Could an X-ray Flare after GRB 170817A Originate from a Post-merger Slim Accretion Disc?

GRB 170817A, detected by Fermi-GBM 1.7\,s after the merger of a neutron star (NS) binary, provides the first direct evidence for a link between such a merger and a short-duration gamma-ray burst. The X-ray observations after GRB 170817A indicate a possible X-ray flare with a peak luminosity $L_{\rm peak} \sim 2\times 10^{39}\,{\rm erg\,s}^{-1}$ near day 156. Here we show that this X-ray flare may be understood based on a slim disc around a compact object.
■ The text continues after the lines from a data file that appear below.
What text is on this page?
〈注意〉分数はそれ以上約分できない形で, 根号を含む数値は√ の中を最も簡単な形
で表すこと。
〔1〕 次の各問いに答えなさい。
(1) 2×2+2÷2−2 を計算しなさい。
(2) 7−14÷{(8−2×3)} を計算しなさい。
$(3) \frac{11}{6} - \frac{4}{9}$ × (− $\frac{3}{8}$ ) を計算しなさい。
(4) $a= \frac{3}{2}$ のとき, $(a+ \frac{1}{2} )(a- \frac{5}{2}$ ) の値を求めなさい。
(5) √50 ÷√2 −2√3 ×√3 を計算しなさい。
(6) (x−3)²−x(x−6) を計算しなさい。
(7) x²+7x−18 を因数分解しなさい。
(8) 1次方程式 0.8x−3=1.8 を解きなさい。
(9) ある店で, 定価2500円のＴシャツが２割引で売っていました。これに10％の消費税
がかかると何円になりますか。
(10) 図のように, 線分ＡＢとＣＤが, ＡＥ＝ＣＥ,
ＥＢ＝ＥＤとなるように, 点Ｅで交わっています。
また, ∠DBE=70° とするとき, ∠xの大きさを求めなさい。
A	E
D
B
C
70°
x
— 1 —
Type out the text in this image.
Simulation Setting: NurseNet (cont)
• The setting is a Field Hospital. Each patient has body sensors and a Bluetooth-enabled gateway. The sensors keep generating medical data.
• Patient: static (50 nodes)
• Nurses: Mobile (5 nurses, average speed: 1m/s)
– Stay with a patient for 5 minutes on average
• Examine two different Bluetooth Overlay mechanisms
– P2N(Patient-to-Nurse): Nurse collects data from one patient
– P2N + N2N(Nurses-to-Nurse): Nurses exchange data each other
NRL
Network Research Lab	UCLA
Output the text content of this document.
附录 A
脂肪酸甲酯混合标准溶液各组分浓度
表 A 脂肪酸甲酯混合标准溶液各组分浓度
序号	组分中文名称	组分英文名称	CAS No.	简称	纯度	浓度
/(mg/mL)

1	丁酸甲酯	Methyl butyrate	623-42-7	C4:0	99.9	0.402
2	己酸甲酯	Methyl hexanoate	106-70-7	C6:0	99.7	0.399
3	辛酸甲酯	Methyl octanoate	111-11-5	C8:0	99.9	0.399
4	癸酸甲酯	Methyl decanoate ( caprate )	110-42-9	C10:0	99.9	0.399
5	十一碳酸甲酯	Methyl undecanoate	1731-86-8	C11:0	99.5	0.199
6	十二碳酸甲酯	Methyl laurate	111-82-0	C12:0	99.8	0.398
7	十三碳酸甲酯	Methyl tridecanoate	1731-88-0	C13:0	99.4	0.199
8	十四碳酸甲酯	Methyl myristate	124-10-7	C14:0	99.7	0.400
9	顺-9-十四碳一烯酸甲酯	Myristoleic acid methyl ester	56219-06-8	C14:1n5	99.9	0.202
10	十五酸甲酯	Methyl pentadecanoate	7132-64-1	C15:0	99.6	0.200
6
On the one hand, there exists the maximal accretion rate $\dot M_{\rm max}$ for the slim disc, above which an optically thick outflow is significant and radiation from the disc is obscured. Based on the energy balance analysis, we find that $\dot M_{\rm max}$ is in the range of $\sim 4\dot M_{\rm Edd}$ and $\sim 21\dot M_{\rm Edd}$ when the angular velocity of the slim disc is between $\rm (1/5)^{1/2}\Omega_K$ and $\rm \Omega_K$ (where $\dot M_{\rm Edd}$ is the Eddington accretion rate and $\Omega_K$ is the Keplerian angular velocity). With $\dot M_{\rm max}$, the slim disc can provide a luminosity $\sim L_{\rm peak}$ for a compact object of $2.5 M_{\sun}$. On the other hand, if the merger of two NSs forms a typical neutrino-dominated accretion disc whose accretion rate $\dot M$ follows a power-law decline with an index $-1.8$ , then the system must pass through the outflow regime and enter the slim disc in $\sim 11-355$ days. These results imply that a post-merger slim accretion disc could account for the observed late-time $L_{\rm peak}$.